The break point came in the seventh, when Reed Garrett struggled with his control, loading the bases with one out. He got a lineout from Ke’Bryan Hayes and then faced Jack Suwinski as a pinch-hitter.

It gives me no joy to say that Suwinski had to overcome not only Garrett but also home-plate umpire John Tumpane, who lost the strike zone in sync with Garrett. Garrett threw a sinker below the strike zone on 1-0; Tumpane called it a strike. On 3-1, Garrett missed low again; Tumpane called that sinker a strike as well. As Suwinski blinked in disbelief, Pirates skipper Derek Shelton emerged from the dugout red-faced with rage and was quickly tossed.
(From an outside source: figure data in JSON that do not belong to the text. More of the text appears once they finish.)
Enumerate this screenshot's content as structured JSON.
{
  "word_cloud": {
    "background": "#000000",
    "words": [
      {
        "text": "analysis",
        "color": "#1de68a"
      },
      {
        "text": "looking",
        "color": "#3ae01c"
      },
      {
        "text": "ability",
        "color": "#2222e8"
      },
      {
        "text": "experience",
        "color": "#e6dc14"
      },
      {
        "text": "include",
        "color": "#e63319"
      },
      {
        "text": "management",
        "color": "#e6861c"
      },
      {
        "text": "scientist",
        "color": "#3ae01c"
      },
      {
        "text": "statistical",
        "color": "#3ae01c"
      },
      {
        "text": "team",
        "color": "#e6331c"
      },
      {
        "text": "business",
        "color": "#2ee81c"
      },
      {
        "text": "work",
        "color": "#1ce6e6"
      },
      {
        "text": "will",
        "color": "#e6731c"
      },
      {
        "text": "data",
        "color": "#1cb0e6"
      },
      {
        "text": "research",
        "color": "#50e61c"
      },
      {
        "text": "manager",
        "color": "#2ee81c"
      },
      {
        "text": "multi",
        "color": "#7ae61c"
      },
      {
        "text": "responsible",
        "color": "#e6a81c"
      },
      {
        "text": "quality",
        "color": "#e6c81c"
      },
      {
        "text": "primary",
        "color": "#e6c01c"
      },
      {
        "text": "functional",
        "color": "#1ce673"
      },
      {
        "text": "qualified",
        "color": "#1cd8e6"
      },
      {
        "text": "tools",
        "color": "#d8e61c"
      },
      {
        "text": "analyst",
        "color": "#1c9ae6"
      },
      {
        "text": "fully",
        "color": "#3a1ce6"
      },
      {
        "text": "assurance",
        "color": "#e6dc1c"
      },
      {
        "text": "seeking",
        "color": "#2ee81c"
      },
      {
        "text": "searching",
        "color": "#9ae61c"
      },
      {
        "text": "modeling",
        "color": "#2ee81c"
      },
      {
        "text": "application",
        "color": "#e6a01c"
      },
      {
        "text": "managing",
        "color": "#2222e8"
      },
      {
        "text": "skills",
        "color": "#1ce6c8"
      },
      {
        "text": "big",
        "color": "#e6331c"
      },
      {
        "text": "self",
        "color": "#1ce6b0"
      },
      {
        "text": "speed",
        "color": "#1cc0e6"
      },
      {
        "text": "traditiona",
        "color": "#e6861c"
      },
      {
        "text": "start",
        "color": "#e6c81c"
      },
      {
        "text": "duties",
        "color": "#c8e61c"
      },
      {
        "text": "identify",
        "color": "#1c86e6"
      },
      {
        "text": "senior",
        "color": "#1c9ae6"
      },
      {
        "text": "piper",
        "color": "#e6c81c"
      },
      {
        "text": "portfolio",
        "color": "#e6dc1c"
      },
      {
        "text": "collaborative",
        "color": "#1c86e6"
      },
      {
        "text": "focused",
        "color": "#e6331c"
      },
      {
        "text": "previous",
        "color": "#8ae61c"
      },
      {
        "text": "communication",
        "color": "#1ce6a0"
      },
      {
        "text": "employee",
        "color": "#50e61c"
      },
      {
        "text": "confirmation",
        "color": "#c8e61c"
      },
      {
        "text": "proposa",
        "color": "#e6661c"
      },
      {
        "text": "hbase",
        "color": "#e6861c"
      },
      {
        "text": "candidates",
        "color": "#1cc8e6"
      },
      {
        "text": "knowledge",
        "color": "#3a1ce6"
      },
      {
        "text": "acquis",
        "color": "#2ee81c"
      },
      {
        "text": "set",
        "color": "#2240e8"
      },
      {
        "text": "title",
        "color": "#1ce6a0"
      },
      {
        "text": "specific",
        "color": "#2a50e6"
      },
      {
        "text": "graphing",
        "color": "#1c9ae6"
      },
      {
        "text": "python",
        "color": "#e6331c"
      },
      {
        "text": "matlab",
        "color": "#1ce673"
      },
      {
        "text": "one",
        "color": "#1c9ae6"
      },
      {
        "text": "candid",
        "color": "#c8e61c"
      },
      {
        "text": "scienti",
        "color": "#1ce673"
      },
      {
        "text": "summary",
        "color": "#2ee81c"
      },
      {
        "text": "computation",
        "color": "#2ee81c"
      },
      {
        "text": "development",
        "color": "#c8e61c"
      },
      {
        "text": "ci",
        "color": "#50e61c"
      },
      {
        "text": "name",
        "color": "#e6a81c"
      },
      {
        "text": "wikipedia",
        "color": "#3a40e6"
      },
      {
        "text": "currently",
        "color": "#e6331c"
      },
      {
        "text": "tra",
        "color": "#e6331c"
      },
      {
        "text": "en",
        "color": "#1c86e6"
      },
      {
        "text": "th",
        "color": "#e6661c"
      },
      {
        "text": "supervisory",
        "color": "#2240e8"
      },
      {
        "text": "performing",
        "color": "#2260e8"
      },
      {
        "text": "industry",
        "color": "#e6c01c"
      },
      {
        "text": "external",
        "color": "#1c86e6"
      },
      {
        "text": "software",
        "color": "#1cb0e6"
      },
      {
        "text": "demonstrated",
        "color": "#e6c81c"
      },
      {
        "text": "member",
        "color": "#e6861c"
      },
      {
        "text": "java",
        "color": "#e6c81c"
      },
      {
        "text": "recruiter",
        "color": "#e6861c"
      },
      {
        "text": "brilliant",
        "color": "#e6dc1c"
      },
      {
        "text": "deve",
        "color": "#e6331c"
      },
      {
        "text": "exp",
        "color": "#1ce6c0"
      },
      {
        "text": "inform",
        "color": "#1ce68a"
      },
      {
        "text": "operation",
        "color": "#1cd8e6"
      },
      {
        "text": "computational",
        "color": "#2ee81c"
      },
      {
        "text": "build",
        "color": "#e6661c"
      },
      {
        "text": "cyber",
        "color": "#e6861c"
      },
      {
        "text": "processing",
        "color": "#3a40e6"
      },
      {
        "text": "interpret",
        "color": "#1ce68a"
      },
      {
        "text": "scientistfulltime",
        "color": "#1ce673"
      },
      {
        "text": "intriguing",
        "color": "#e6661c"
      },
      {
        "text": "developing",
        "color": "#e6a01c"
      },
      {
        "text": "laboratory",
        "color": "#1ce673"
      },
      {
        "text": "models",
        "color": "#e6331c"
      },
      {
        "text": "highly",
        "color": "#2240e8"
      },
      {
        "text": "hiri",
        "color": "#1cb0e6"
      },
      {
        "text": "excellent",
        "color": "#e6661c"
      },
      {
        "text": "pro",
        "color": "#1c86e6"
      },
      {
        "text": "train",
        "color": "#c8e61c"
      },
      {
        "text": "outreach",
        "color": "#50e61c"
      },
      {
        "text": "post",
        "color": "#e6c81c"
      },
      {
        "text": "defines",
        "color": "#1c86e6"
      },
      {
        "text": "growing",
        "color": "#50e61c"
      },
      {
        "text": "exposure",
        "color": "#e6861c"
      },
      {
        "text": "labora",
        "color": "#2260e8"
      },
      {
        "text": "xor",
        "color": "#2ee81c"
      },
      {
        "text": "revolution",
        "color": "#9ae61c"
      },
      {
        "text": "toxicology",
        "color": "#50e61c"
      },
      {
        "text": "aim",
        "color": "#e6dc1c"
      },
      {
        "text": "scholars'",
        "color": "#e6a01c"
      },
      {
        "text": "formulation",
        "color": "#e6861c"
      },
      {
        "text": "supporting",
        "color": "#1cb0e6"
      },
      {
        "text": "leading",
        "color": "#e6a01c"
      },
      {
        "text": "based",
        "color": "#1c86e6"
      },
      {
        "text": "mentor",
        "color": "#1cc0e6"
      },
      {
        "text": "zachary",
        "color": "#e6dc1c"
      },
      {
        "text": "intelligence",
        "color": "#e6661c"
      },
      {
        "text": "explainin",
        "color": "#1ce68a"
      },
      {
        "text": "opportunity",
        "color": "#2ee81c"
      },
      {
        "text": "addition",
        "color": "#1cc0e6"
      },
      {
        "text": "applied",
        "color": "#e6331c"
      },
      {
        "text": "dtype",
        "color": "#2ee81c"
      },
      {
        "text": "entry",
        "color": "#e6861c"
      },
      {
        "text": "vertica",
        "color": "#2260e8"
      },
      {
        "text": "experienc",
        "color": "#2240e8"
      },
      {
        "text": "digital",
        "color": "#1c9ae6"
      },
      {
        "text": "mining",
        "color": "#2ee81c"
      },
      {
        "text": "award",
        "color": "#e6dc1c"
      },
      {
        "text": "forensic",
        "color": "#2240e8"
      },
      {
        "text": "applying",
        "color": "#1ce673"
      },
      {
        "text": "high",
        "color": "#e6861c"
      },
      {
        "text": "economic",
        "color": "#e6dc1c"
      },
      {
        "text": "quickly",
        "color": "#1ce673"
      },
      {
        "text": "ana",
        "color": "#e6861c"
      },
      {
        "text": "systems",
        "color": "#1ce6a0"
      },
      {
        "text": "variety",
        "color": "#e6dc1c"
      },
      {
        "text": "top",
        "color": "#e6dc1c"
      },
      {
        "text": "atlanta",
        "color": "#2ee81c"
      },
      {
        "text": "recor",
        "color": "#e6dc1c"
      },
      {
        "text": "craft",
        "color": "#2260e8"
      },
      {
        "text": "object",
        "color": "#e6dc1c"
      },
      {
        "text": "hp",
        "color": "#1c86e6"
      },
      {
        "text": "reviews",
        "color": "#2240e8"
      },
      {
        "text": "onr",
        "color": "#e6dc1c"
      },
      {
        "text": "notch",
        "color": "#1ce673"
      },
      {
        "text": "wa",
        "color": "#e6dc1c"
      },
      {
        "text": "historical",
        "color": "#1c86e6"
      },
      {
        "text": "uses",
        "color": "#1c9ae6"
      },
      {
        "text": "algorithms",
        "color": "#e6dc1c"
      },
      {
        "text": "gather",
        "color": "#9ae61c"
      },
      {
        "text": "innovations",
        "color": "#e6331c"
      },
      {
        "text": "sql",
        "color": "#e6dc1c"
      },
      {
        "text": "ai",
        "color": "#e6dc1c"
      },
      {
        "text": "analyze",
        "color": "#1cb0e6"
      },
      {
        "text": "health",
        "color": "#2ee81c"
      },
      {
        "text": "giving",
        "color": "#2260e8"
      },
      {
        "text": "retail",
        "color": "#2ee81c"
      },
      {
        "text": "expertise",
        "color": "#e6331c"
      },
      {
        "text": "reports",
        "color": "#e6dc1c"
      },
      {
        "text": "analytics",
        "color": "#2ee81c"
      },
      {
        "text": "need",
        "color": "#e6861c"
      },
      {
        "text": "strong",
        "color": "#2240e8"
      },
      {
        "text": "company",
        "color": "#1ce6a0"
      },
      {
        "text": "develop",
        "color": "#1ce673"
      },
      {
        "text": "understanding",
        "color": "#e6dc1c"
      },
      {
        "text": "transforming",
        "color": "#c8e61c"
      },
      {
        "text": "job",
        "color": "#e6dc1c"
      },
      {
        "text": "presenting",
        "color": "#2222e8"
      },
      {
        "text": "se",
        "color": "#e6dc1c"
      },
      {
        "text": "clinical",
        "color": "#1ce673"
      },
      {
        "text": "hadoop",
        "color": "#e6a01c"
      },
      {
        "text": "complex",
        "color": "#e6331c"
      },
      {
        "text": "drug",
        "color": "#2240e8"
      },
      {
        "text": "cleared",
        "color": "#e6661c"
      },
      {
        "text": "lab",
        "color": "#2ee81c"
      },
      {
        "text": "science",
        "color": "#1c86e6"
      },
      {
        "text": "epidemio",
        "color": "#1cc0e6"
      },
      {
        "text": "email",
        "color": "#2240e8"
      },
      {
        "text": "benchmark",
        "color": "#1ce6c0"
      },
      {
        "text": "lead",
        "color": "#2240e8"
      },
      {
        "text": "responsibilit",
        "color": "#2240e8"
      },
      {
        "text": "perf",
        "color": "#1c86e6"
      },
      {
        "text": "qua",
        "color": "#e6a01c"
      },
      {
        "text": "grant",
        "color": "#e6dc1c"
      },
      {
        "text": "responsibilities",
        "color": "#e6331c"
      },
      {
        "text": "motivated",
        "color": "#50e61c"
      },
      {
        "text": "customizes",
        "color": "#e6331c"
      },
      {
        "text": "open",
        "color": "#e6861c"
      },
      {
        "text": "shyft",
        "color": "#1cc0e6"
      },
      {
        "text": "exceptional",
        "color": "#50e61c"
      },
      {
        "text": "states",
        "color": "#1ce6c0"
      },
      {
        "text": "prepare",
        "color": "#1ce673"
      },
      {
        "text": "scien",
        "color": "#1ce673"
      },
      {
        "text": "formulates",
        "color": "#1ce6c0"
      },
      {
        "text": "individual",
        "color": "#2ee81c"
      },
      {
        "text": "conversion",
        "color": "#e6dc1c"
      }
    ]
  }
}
On the next pitch, Garrett struck out Suwinski to end the inning.

It went our way, but it was nonsense. And this kind of nonsense swings games all the time — the Suwinski AB was glaring because of the game situation, but look carefully and every night you’ll see see 2-1 counts transmuted into 1-2 counts and vice versa because umpires miss pitches. Those blown calls tip the balance between hitters and pitchers and change outcomes — just not under the same spotlight as bases loaded, two out and a game on the line.

I’m all for the human element in baseball. But the human element should be a pitcher trying to dot the outside corner or a hitter outguessing the pitcher and zoning in on his pitch. It shouldn’t be a referee failing to do his job and so distorting the proceedings. Robot umps now!

Anyway, with Garrett having gotten an assist past Suwinski the game wound up in the officially ruled not inappropriately sticky hands of Edwin Diaz, returned from his 10-game suspension. Diaz started off by hitting Cruz, then drew a pitch-clock violation, and that sound was thousands of Met-fan heads going into Met-fan hands.

But then Diaz found it in a hurry. He struck out Pittsburgh folk hero Rowdy Tellez and got a grounder to short from Andrew McCutchen that became a game-ending double play. Seven pitches after we were all like, “Oh God not this again” the ballgame was over and the Mets had won — won on a day when everything kept looking like it was about to become unbearable but somehow, to our infinite relief, did not.

4 comments to Back From the Edge

  • LeClerc

    Robot umps – the sooner the better!

  • eric1973

    We need robot pitchers as well. That guy from the Twilight Zone was pretty good.

    The actor, Robert Sorrells, died in prison, convicted of murder.

    And Jack Warden was excellent, as always.

  • eric1973

    Milwaulee Optioned RHP Jason Junk to Nashville (IL).

    I thought all our guys are named that.

  • Seth

    Well, the Mets already have a robot president of baseball operations, so why not umpires?